La Corte di Cassazione – sentenza n°26199 del 6 settembre 2022 – ha statuito la legittimità del licenziamento per giusta causa intimato ad una lavoratrice all’esito del duplice rifiuto di sottoporsi a visita medica onde verificare l’idoneità alla mansione specifica assegnata.
Nel caso de quo, la Corte d’Appello di Bologna, in riforma della pronuncia emessa dal Tribunale della stessa sede, aveva ritenuto legittimo il licenziamento per giusta causa intimato ad una lavoratrice con mansioni di impiegata amministrativa. La Corte territoriale, a fondamento della decisione, aveva rilevato che il duplice rifiuto opposto dalla lavoratrice a sottoporsi a visita medica configurava una grave insubordinazione e, in quanto tale, sanzionabile con il licenziamento senza preavviso, rientrando tra i doveri, previsti dal D.Lgs. 81/2008 del dipendente, quello di sottoporsi ai controlli sanitari previsti nel detto decreto o comunque disposti dal medico competente.
Per la cassazione della sentenza ha proposto ricorso la lavoratrice eccependo che il proprio rifiuto era propedeutico a contrastare un illegittimo demansionamento che avrebbe comportato l’adibizione di un’impiegata apicale di concetto a mansioni di operaia pulitrice.

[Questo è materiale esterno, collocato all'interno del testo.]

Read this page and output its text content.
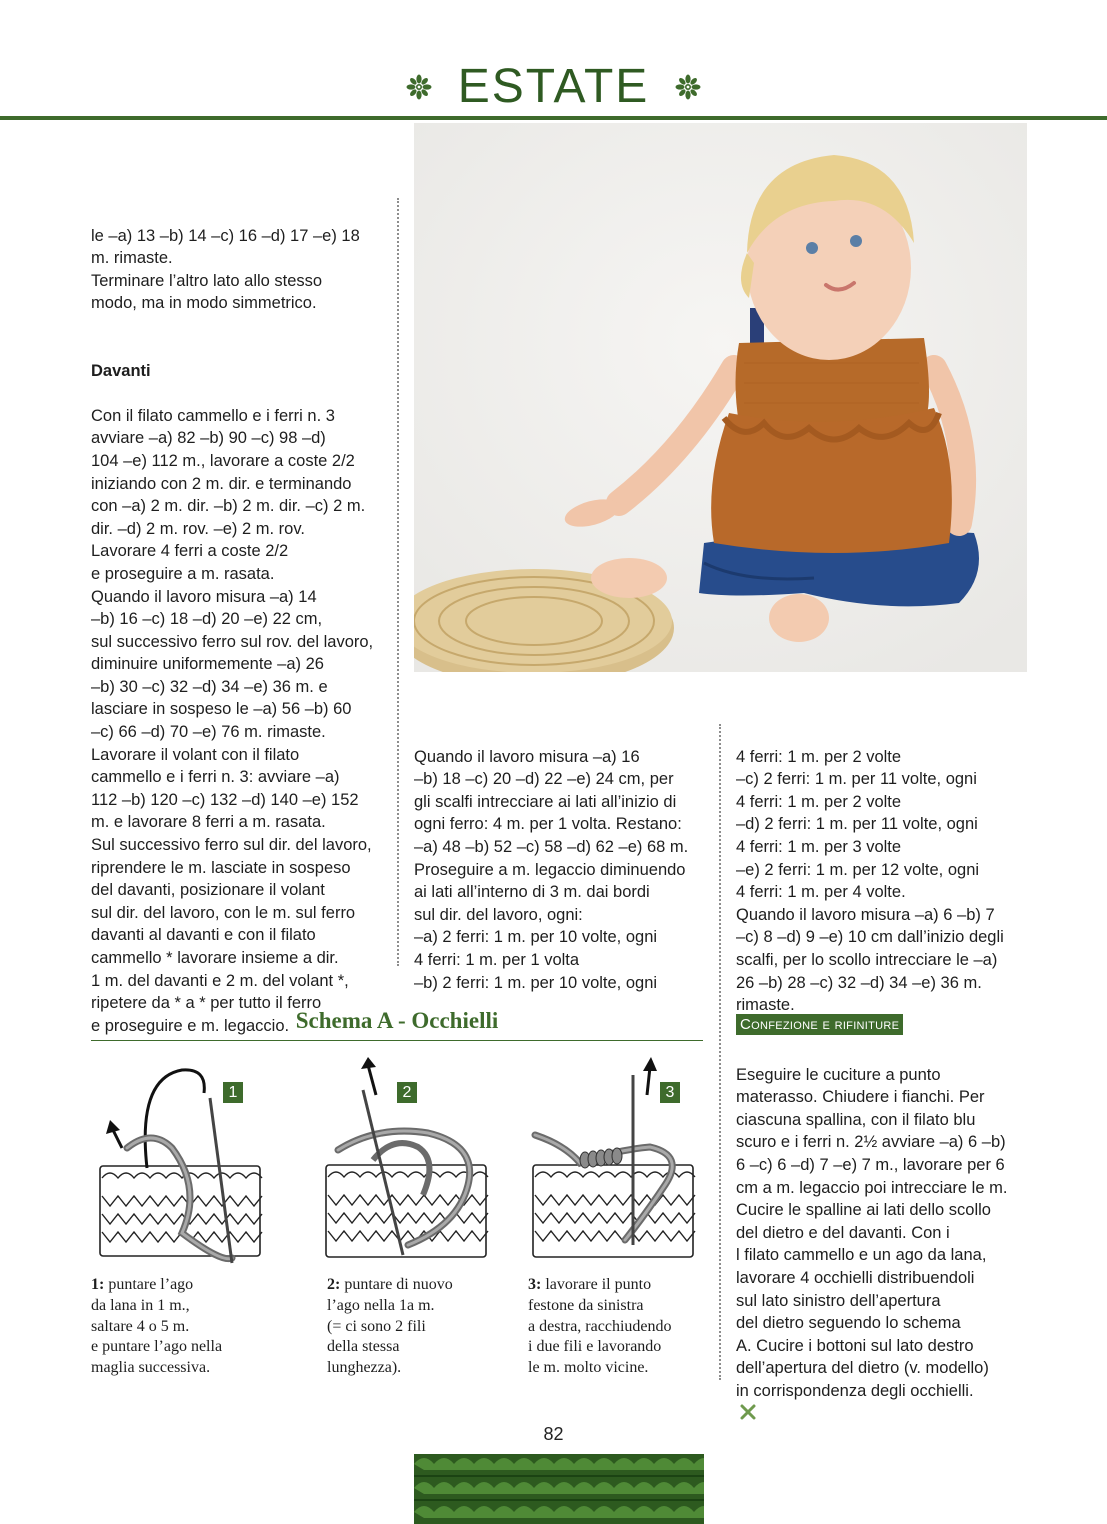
ESTATE

le –a) 13 –b) 14 –c) 16 –d) 17 –e) 18
m. rimaste.
Terminare l’altro lato allo stesso
modo, ma in modo simmetrico.

Davanti

Con il filato cammello e i ferri n. 3
avviare –a) 82 –b) 90 –c) 98 –d)
104 –e) 112 m., lavorare a coste 2/2
iniziando con 2 m. dir. e terminando
con –a) 2 m. dir. –b) 2 m. dir. –c) 2 m.
dir. –d) 2 m. rov. –e) 2 m. rov.
Lavorare 4 ferri a coste 2/2
e proseguire a m. rasata.
Quando il lavoro misura –a) 14
–b) 16 –c) 18 –d) 20 –e) 22 cm,
sul successivo ferro sul rov. del lavoro,
diminuire uniformemente –a) 26
–b) 30 –c) 32 –d) 34 –e) 36 m. e
lasciare in sospeso le –a) 56 –b) 60
–c) 66 –d) 70 –e) 76 m. rimaste.
Lavorare il volant con il filato
cammello e i ferri n. 3: avviare –a)
112 –b) 120 –c) 132 –d) 140 –e) 152
m. e lavorare 8 ferri a m. rasata.
Sul successivo ferro sul dir. del lavoro,
riprendere le m. lasciate in sospeso
del davanti, posizionare il volant
sul dir. del lavoro, con le m. sul ferro
davanti al davanti e con il filato
cammello * lavorare insieme a dir.
1 m. del davanti e 2 m. del volant *,
ripetere da * a * per tutto il ferro
e proseguire e m. legaccio.

Quando il lavoro misura –a) 16
–b) 18 –c) 20 –d) 22 –e) 24 cm, per
gli scalfi intrecciare ai lati all’inizio di
ogni ferro: 4 m. per 1 volta. Restano:
–a) 48 –b) 52 –c) 58 –d) 62 –e) 68 m.
Proseguire a m. legaccio diminuendo
ai lati all’interno di 3 m. dai bordi
sul dir. del lavoro, ogni:
–a) 2 ferri: 1 m. per 10 volte, ogni
4 ferri: 1 m. per 1 volta
–b) 2 ferri: 1 m. per 10 volte, ogni

4 ferri: 1 m. per 2 volte
–c) 2 ferri: 1 m. per 11 volte, ogni
4 ferri: 1 m. per 2 volte
–d) 2 ferri: 1 m. per 11 volte, ogni
4 ferri: 1 m. per 3 volte
–e) 2 ferri: 1 m. per 12 volte, ogni
4 ferri: 1 m. per 4 volte.
Quando il lavoro misura –a) 6 –b) 7
–c) 8 –d) 9 –e) 10 cm dall’inizio degli
scalfi, per lo scollo intrecciare le –a)
26 –b) 28 –c) 32 –d) 34 –e) 36 m.
rimaste.

Confezione e rifiniture

Eseguire le cuciture a punto
materasso. Chiudere i fianchi. Per
ciascuna spallina, con il filato blu
scuro e i ferri n. 2½ avviare –a) 6 –b)
6 –c) 6 –d) 7 –e) 7 m., lavorare per 6
cm a m. legaccio poi intrecciare le m.
Cucire le spalline ai lati dello scollo
del dietro e del davanti. Con i
l filato cammello e un ago da lana,
lavorare 4 occhielli distribuendoli
sul lato sinistro dell’apertura
del dietro seguendo lo schema
A. Cucire i bottoni sul lato destro
dell’apertura del dietro (v. modello)
in corrispondenza degli occhielli.

Schema A - Occhielli
1	2	3
1: puntare l’ago
da lana in 1 m.,
saltare 4 o 5 m.
e puntare l’ago nella
maglia successiva.
2: puntare di nuovo
l’ago nella 1a m.
(= ci sono 2 fili
della stessa
lunghezza).
3: lavorare il punto
festone da sinistra
a destra, racchiudendo
i due fili e lavorando
le m. molto vicine.
82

Orbene, la Suprema Corte ha respinto il ricorso confermando, in primis, che, in occasione del cambio di mansioni, è necessario disporre visita medica onde verificare l’idoneità alla mansione specifica assegnata, ai sensi del D.Lgs. n°81 del 2008, art. 41, comma 2, lettera d). Inoltre, la Corte distrettuale aveva opportunamente segnalato anche la previsione dell’articolo 41, comma 2, lettera b) dello stesso D.Lgs., che prevede l’obbligo di controllare lo stato di salute dei lavoratori, con una periodicità di norma di una volta all’anno e che, nel caso concreto, tali presupposti apparivano ricorrenti essendo la lavoratrice rientrata al lavoro dopo un lungo periodo di cassa integrazione, nell’ambito di un programma di riorganizzazione concordato con le OOSS per ricollocare, anche attraverso programmi formativi, le unità in eccedenza.

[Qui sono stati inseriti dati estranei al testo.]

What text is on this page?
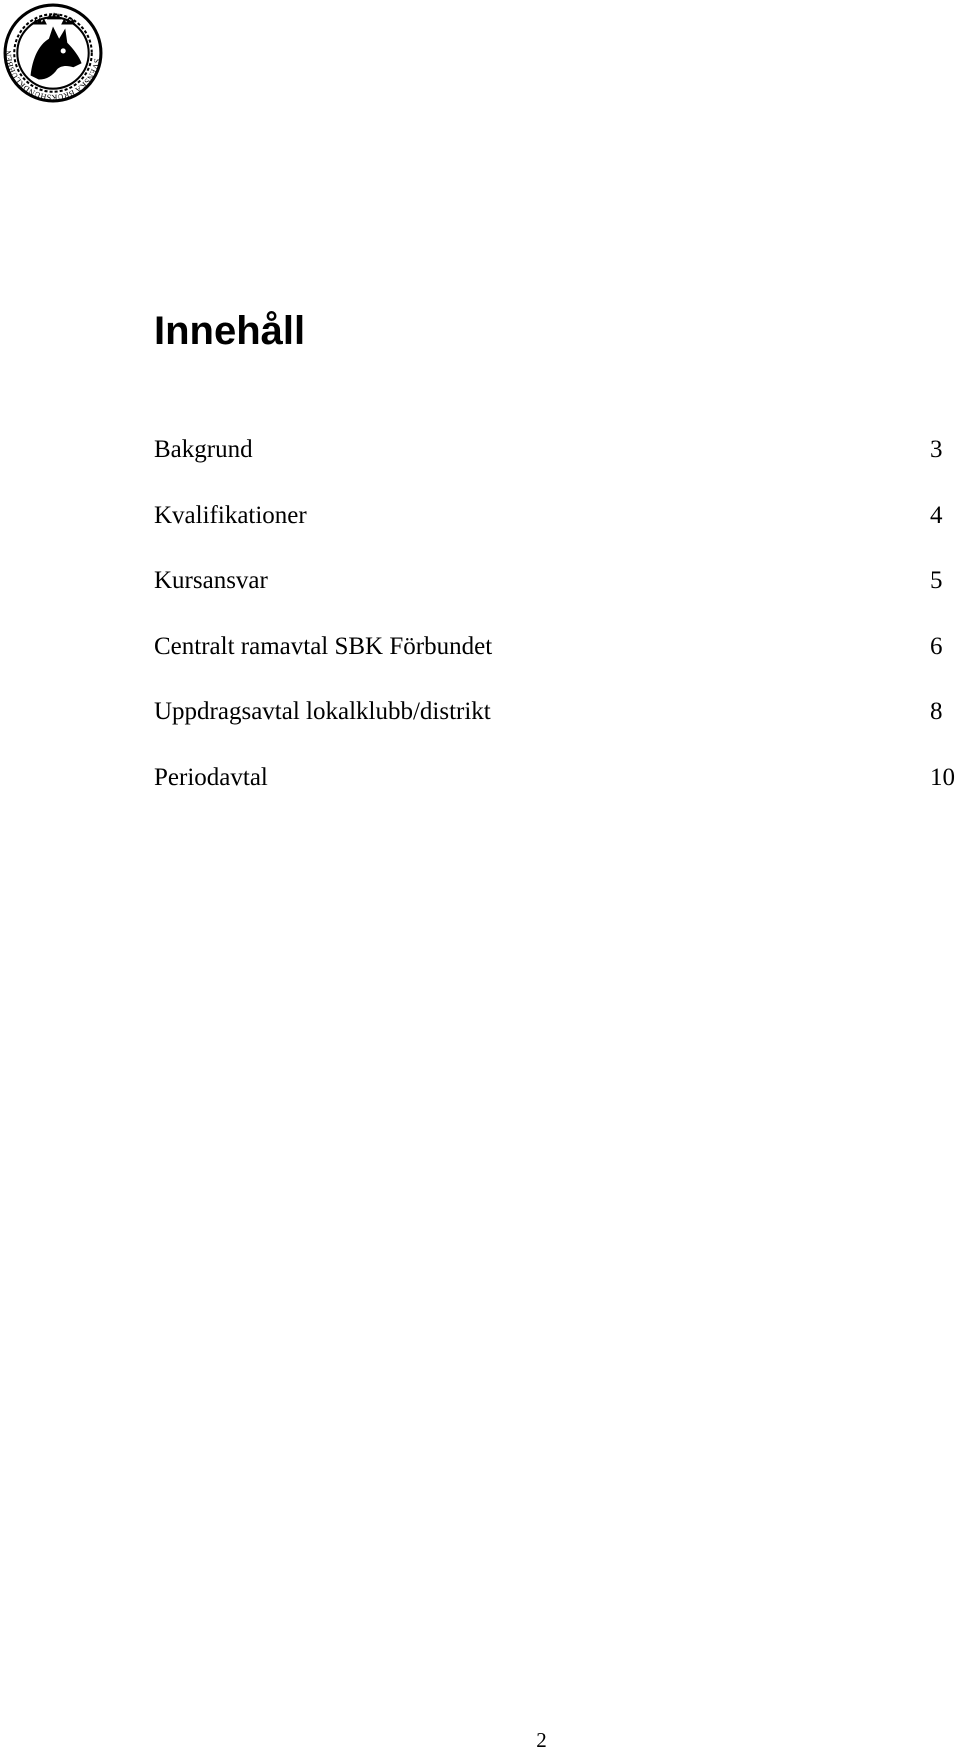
SVENSKA BRUKSHUNDKLUBBEN
Innehåll
Bakgrund	3
Kvalifikationer	4
Kursansvar	5
Centralt ramavtal SBK Förbundet	6
Uppdragsavtal lokalklubb/distrikt	8
Periodavtal	10
2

Il datore di lavoro, hanno continuato gli Ermellini, si era perciò limitato ad adeguare la propria condotta alle prescrizioni imposte dalla legge per la tutela delle condizioni fisiche dei dipendenti nell’espletamento delle mansioni loro assegnate. Ex adverso, la dipendente avrebbe ben potuto impugnare un eventuale esito della visita, qualora non condiviso, ovvero l’asserito illegittimo demansionamento, innanzi agli organi competenti.

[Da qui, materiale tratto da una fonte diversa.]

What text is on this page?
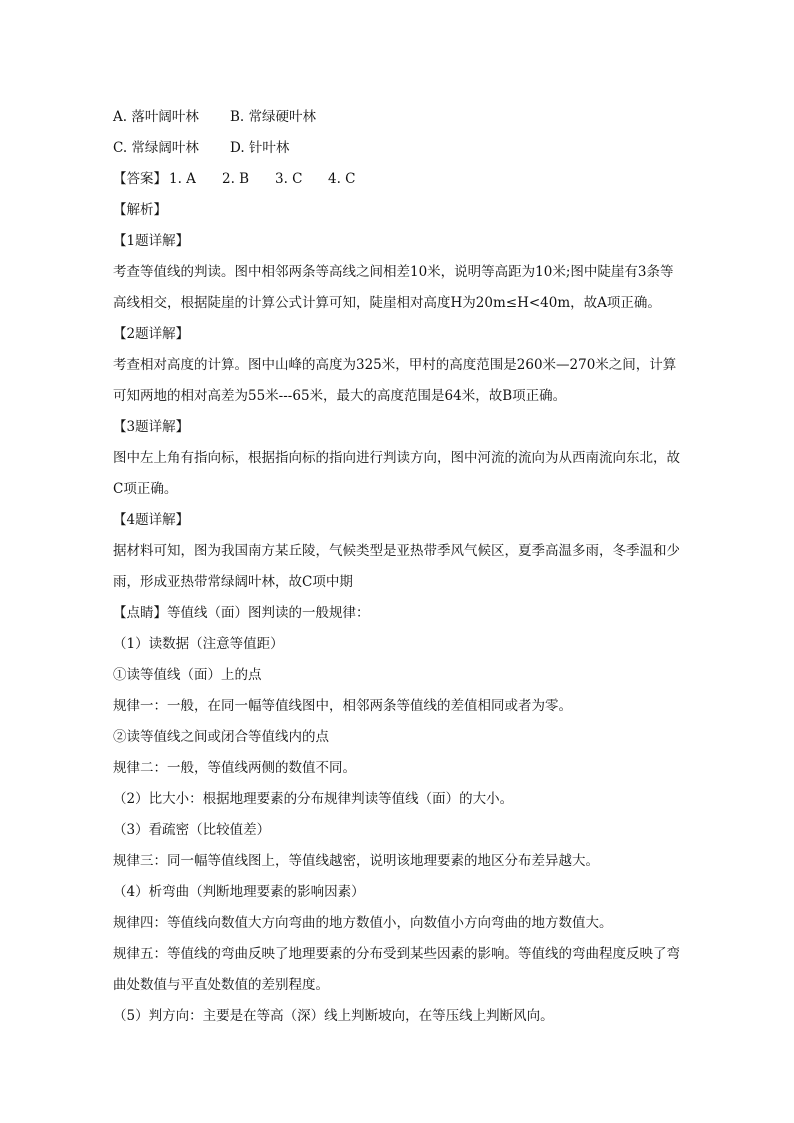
A. 落叶阔叶林 B. 常绿硬叶林

C. 常绿阔叶林 D. 针叶林

【答案】 1. A 2. B 3. C 4. C

【解析】

【1题详解】

考查等值线的判读。图中相邻两条等高线之间相差10米，说明等高距为10米;图中陡崖有3条等高线相交，根据陡崖的计算公式计算可知，陡崖相对高度H为20m≤H<40m，故A项正确。

【2题详解】

考查相对高度的计算。图中山峰的高度为325米，甲村的高度范围是260米—270米之间，计算可知两地的相对高差为55米---65米，最大的高度范围是64米，故B项正确。

【3题详解】

图中左上角有指向标，根据指向标的指向进行判读方向，图中河流的流向为从西南流向东北，故C项正确。

【4题详解】

据材料可知，图为我国南方某丘陵，气候类型是亚热带季风气候区，夏季高温多雨，冬季温和少雨，形成亚热带常绿阔叶林，故C项中期

【点睛】等值线（面）图判读的一般规律：

（1）读数据（注意等值距）

①读等值线（面）上的点

规律一：一般，在同一幅等值线图中，相邻两条等值线的差值相同或者为零。

②读等值线之间或闭合等值线内的点

规律二：一般，等值线两侧的数值不同。

（2）比大小：根据地理要素的分布规律判读等值线（面）的大小。

（3）看疏密（比较值差）

规律三：同一幅等值线图上，等值线越密，说明该地理要素的地区分布差异越大。

（4）析弯曲（判断地理要素的影响因素）

规律四：等值线向数值大方向弯曲的地方数值小，向数值小方向弯曲的地方数值大。

规律五：等值线的弯曲反映了地理要素的分布受到某些因素的影响。等值线的弯曲程度反映了弯曲处数值与平直处数值的差别程度。

（5）判方向：主要是在等高（深）线上判断坡向，在等压线上判断风向。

Pertanto, hanno concluso gli Ermellini, considerato che l’accertamento della ricorrenza concreta degli elementi posti a base del licenziamento per giusta causa è demandato al Giudice del merito e incensurabile in cassazione se privo di errori logici e giuridici, il ricorso è respinto con condanna della ricorrente al pagamento delle spese del giudizio.